Our Proprietary IC Diagnostics™ Process
Our lawyers understand that an audit by an unemployment or workers’ compensation agency of a company’s use of independent contractors also may lead to legal challenges to a company’s tax and employee benefits practices, and vice-versa. When asked by clients to enhance their compliance with independent contractor laws, we examine the issues and propose compliance measures, including alternatives, in all related legal disciplines – labor/employment, tax and employee benefits – using our proprietary “IC Diagnostics™” process, based on continually updated legal research covering federal law and the laws in nearly every state. Our practice is nationwide and, where applicable, we work with lawyers in specific states.

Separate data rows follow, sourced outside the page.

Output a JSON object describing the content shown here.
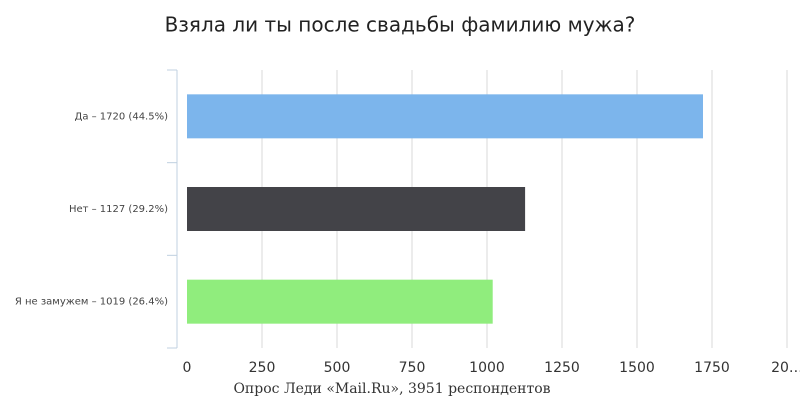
{
  "chart_data": {
    "type": "hbar",
    "title": "Взяла ли ты после свадьбы фамилию мужа?",
    "source": "Опрос Леди «Mail.Ru», 3951 респондентов",
    "categories": [
      "Да – 1720 (44.5%)",
      "Нет – 1127 (29.2%)",
      "Я не замужем – 1019 (26.4%)"
    ],
    "values": [
      1720,
      1127,
      1019
    ],
    "colors": [
      "#7cb5ec",
      "#434348",
      "#90ed7d"
    ],
    "xlim": [
      0,
      2000
    ],
    "xticks": [
      0,
      250,
      500,
      750,
      1000,
      1250,
      1500,
      1750,
      {
        "value": 2000,
        "label": "20…"
      }
    ],
    "grid": true
  }
}
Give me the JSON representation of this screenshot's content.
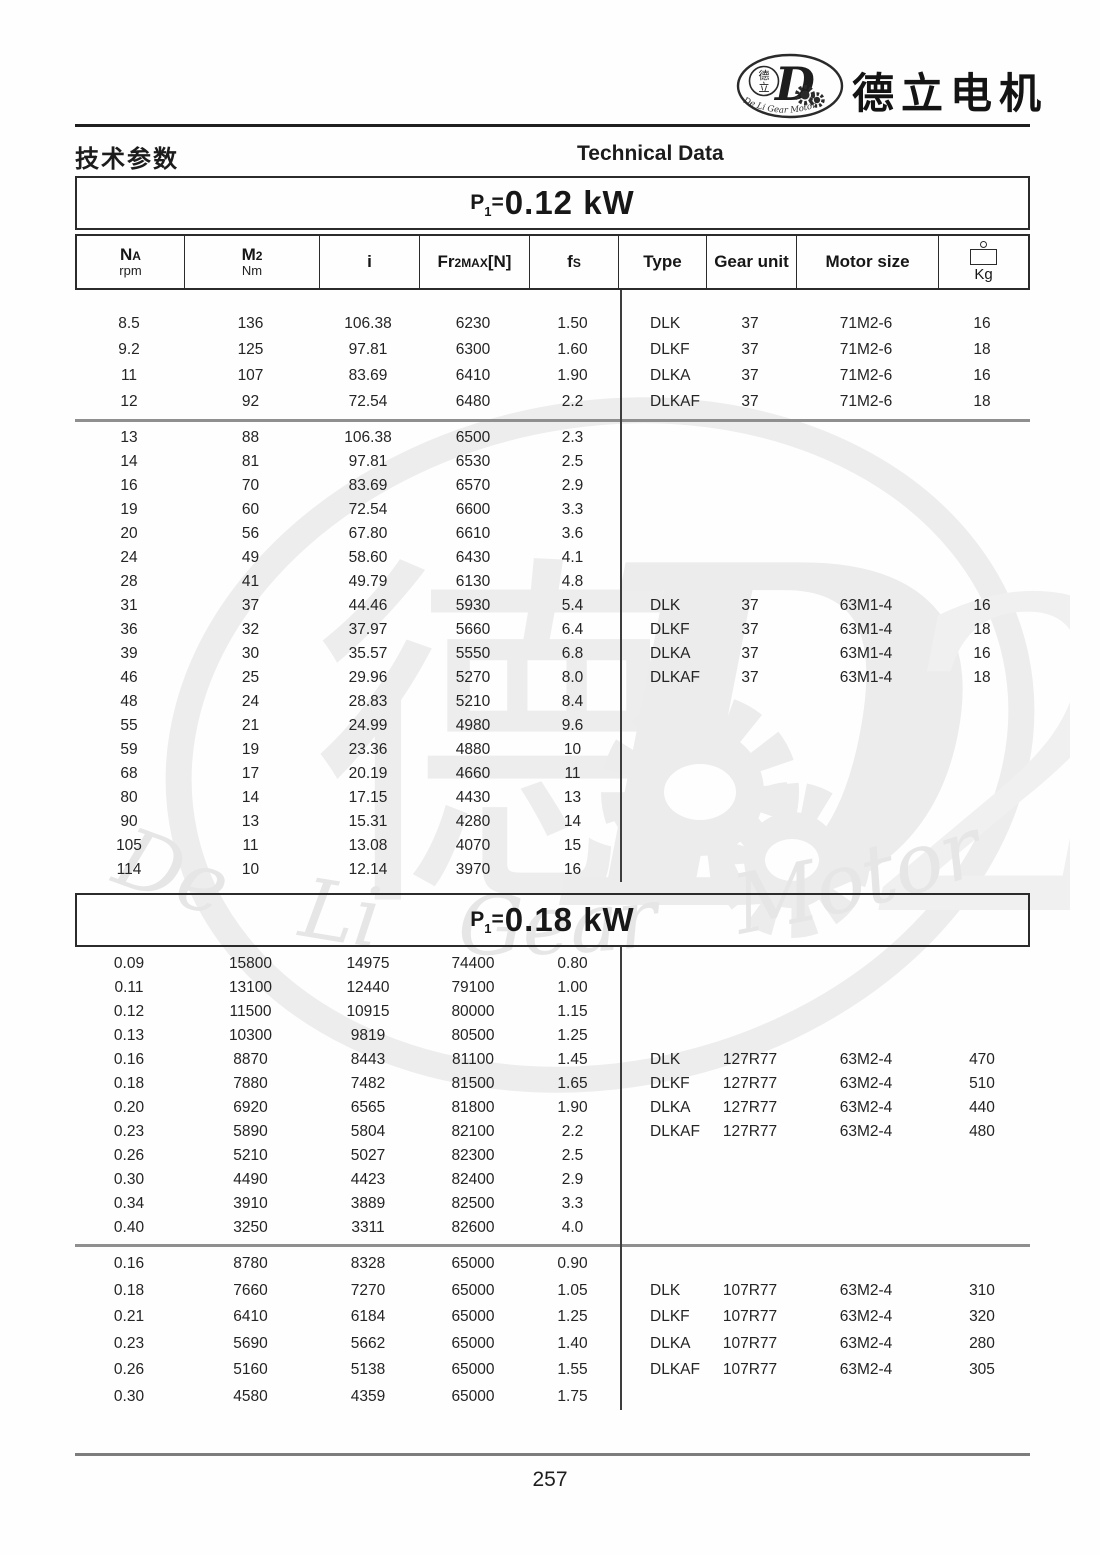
{
  "header": {
    "company_name": "德立电机",
    "title_cn": "技术参数",
    "title_en": "Technical Data",
    "logo": {
      "char_top": "德",
      "char_bottom": "立",
      "letter": "D",
      "curved_text": "De Li Gear Motor"
    }
  },
  "watermark": {
    "char": "德",
    "letter": "D",
    "digit": "2",
    "curved_text": "De  Li  Gear  Motor"
  },
  "columns": {
    "na_main": "N",
    "na_sub": "A",
    "na_unit": "rpm",
    "m2_main": "M",
    "m2_sub": "2",
    "m2_unit": "Nm",
    "i": "i",
    "fr_pre": "Fr",
    "fr_sub": "2MAX",
    "fr_post": "[N]",
    "fs_main": "f",
    "fs_sub": "S",
    "type": "Type",
    "gear_unit": "Gear unit",
    "motor_size": "Motor size",
    "kg": "Kg"
  },
  "sections": [
    {
      "power_prefix": "P",
      "power_sub": "1",
      "power_eq": "=",
      "power_value": "0.12 kW",
      "blocks": [
        {
          "rows": [
            [
              "8.5",
              "136",
              "106.38",
              "6230",
              "1.50",
              "DLK",
              "37",
              "71M2-6",
              "16"
            ],
            [
              "9.2",
              "125",
              "97.81",
              "6300",
              "1.60",
              "DLKF",
              "37",
              "71M2-6",
              "18"
            ],
            [
              "11",
              "107",
              "83.69",
              "6410",
              "1.90",
              "DLKA",
              "37",
              "71M2-6",
              "16"
            ],
            [
              "12",
              "92",
              "72.54",
              "6480",
              "2.2",
              "DLKAF",
              "37",
              "71M2-6",
              "18"
            ]
          ]
        },
        {
          "rows": [
            [
              "13",
              "88",
              "106.38",
              "6500",
              "2.3",
              "",
              "",
              "",
              ""
            ],
            [
              "14",
              "81",
              "97.81",
              "6530",
              "2.5",
              "",
              "",
              "",
              ""
            ],
            [
              "16",
              "70",
              "83.69",
              "6570",
              "2.9",
              "",
              "",
              "",
              ""
            ],
            [
              "19",
              "60",
              "72.54",
              "6600",
              "3.3",
              "",
              "",
              "",
              ""
            ],
            [
              "20",
              "56",
              "67.80",
              "6610",
              "3.6",
              "",
              "",
              "",
              ""
            ],
            [
              "24",
              "49",
              "58.60",
              "6430",
              "4.1",
              "",
              "",
              "",
              ""
            ],
            [
              "28",
              "41",
              "49.79",
              "6130",
              "4.8",
              "",
              "",
              "",
              ""
            ],
            [
              "31",
              "37",
              "44.46",
              "5930",
              "5.4",
              "DLK",
              "37",
              "63M1-4",
              "16"
            ],
            [
              "36",
              "32",
              "37.97",
              "5660",
              "6.4",
              "DLKF",
              "37",
              "63M1-4",
              "18"
            ],
            [
              "39",
              "30",
              "35.57",
              "5550",
              "6.8",
              "DLKA",
              "37",
              "63M1-4",
              "16"
            ],
            [
              "46",
              "25",
              "29.96",
              "5270",
              "8.0",
              "DLKAF",
              "37",
              "63M1-4",
              "18"
            ],
            [
              "48",
              "24",
              "28.83",
              "5210",
              "8.4",
              "",
              "",
              "",
              ""
            ],
            [
              "55",
              "21",
              "24.99",
              "4980",
              "9.6",
              "",
              "",
              "",
              ""
            ],
            [
              "59",
              "19",
              "23.36",
              "4880",
              "10",
              "",
              "",
              "",
              ""
            ],
            [
              "68",
              "17",
              "20.19",
              "4660",
              "11",
              "",
              "",
              "",
              ""
            ],
            [
              "80",
              "14",
              "17.15",
              "4430",
              "13",
              "",
              "",
              "",
              ""
            ],
            [
              "90",
              "13",
              "15.31",
              "4280",
              "14",
              "",
              "",
              "",
              ""
            ],
            [
              "105",
              "11",
              "13.08",
              "4070",
              "15",
              "",
              "",
              "",
              ""
            ],
            [
              "114",
              "10",
              "12.14",
              "3970",
              "16",
              "",
              "",
              "",
              ""
            ]
          ]
        }
      ]
    },
    {
      "power_prefix": "P",
      "power_sub": "1",
      "power_eq": "=",
      "power_value": "0.18 kW",
      "blocks": [
        {
          "rows": [
            [
              "0.09",
              "15800",
              "14975",
              "74400",
              "0.80",
              "",
              "",
              "",
              ""
            ],
            [
              "0.11",
              "13100",
              "12440",
              "79100",
              "1.00",
              "",
              "",
              "",
              ""
            ],
            [
              "0.12",
              "11500",
              "10915",
              "80000",
              "1.15",
              "",
              "",
              "",
              ""
            ],
            [
              "0.13",
              "10300",
              "9819",
              "80500",
              "1.25",
              "",
              "",
              "",
              ""
            ],
            [
              "0.16",
              "8870",
              "8443",
              "81100",
              "1.45",
              "DLK",
              "127R77",
              "63M2-4",
              "470"
            ],
            [
              "0.18",
              "7880",
              "7482",
              "81500",
              "1.65",
              "DLKF",
              "127R77",
              "63M2-4",
              "510"
            ],
            [
              "0.20",
              "6920",
              "6565",
              "81800",
              "1.90",
              "DLKA",
              "127R77",
              "63M2-4",
              "440"
            ],
            [
              "0.23",
              "5890",
              "5804",
              "82100",
              "2.2",
              "DLKAF",
              "127R77",
              "63M2-4",
              "480"
            ],
            [
              "0.26",
              "5210",
              "5027",
              "82300",
              "2.5",
              "",
              "",
              "",
              ""
            ],
            [
              "0.30",
              "4490",
              "4423",
              "82400",
              "2.9",
              "",
              "",
              "",
              ""
            ],
            [
              "0.34",
              "3910",
              "3889",
              "82500",
              "3.3",
              "",
              "",
              "",
              ""
            ],
            [
              "0.40",
              "3250",
              "3311",
              "82600",
              "4.0",
              "",
              "",
              "",
              ""
            ]
          ]
        },
        {
          "rows": [
            [
              "0.16",
              "8780",
              "8328",
              "65000",
              "0.90",
              "",
              "",
              "",
              ""
            ],
            [
              "0.18",
              "7660",
              "7270",
              "65000",
              "1.05",
              "DLK",
              "107R77",
              "63M2-4",
              "310"
            ],
            [
              "0.21",
              "6410",
              "6184",
              "65000",
              "1.25",
              "DLKF",
              "107R77",
              "63M2-4",
              "320"
            ],
            [
              "0.23",
              "5690",
              "5662",
              "65000",
              "1.40",
              "DLKA",
              "107R77",
              "63M2-4",
              "280"
            ],
            [
              "0.26",
              "5160",
              "5138",
              "65000",
              "1.55",
              "DLKAF",
              "107R77",
              "63M2-4",
              "305"
            ],
            [
              "0.30",
              "4580",
              "4359",
              "65000",
              "1.75",
              "",
              "",
              "",
              ""
            ]
          ]
        }
      ]
    }
  ],
  "footer": {
    "page_number": "257"
  }
}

Our Legal Blog, Articles, White Paper and Representative Engagements
Since 2010, our practice group leaders have published a legal blog dedicated solely to this area of the law; it can be found at www.independentcontractorcompliance.com. The blog is noted for its timely, comprehensive and in-depth posts that report and analyze new developments in this area of the law. Included among the more than 150 blog posts published to date is the only regular monthly update of virtually all important judicial, legislative, regulatory and other noteworthy matters on the subject. The blog also offers readers the most complete set of legal resources for companies and lawyers seeking information about independent contractor compliance and misclassification.
Members of our practice group have conducted numerous seminars and presentations and written more than two dozen articles for legal and business publications dedicated to the issue of independent contractor compliance and misclassification, including how to enhance compliance with laws permitting the use of independent contractors, conduct due diligence into companies that use 1099 contractors, minimize independent contractor misclassification liability, and other matters of vital interest to organizations that make use of independent contractors and other types of contingent workers. Our white paper, “How Companies Can Minimize the Risk of Independent Contractor Misclassification,” has been for many years, and remains, one of the most viewed legal resources on the subject of independent contractors available on the Internet. We also have been quoted in The New York Times, The Wall Street Journal, The Washington Post, The Los Angeles Times, Forbes, American Bar Association Journal, and numerous Bloomberg, BNA, and Thomson Reuters publications, as well as many other leading business and legal publications on the subject of misclassification of independent contractors.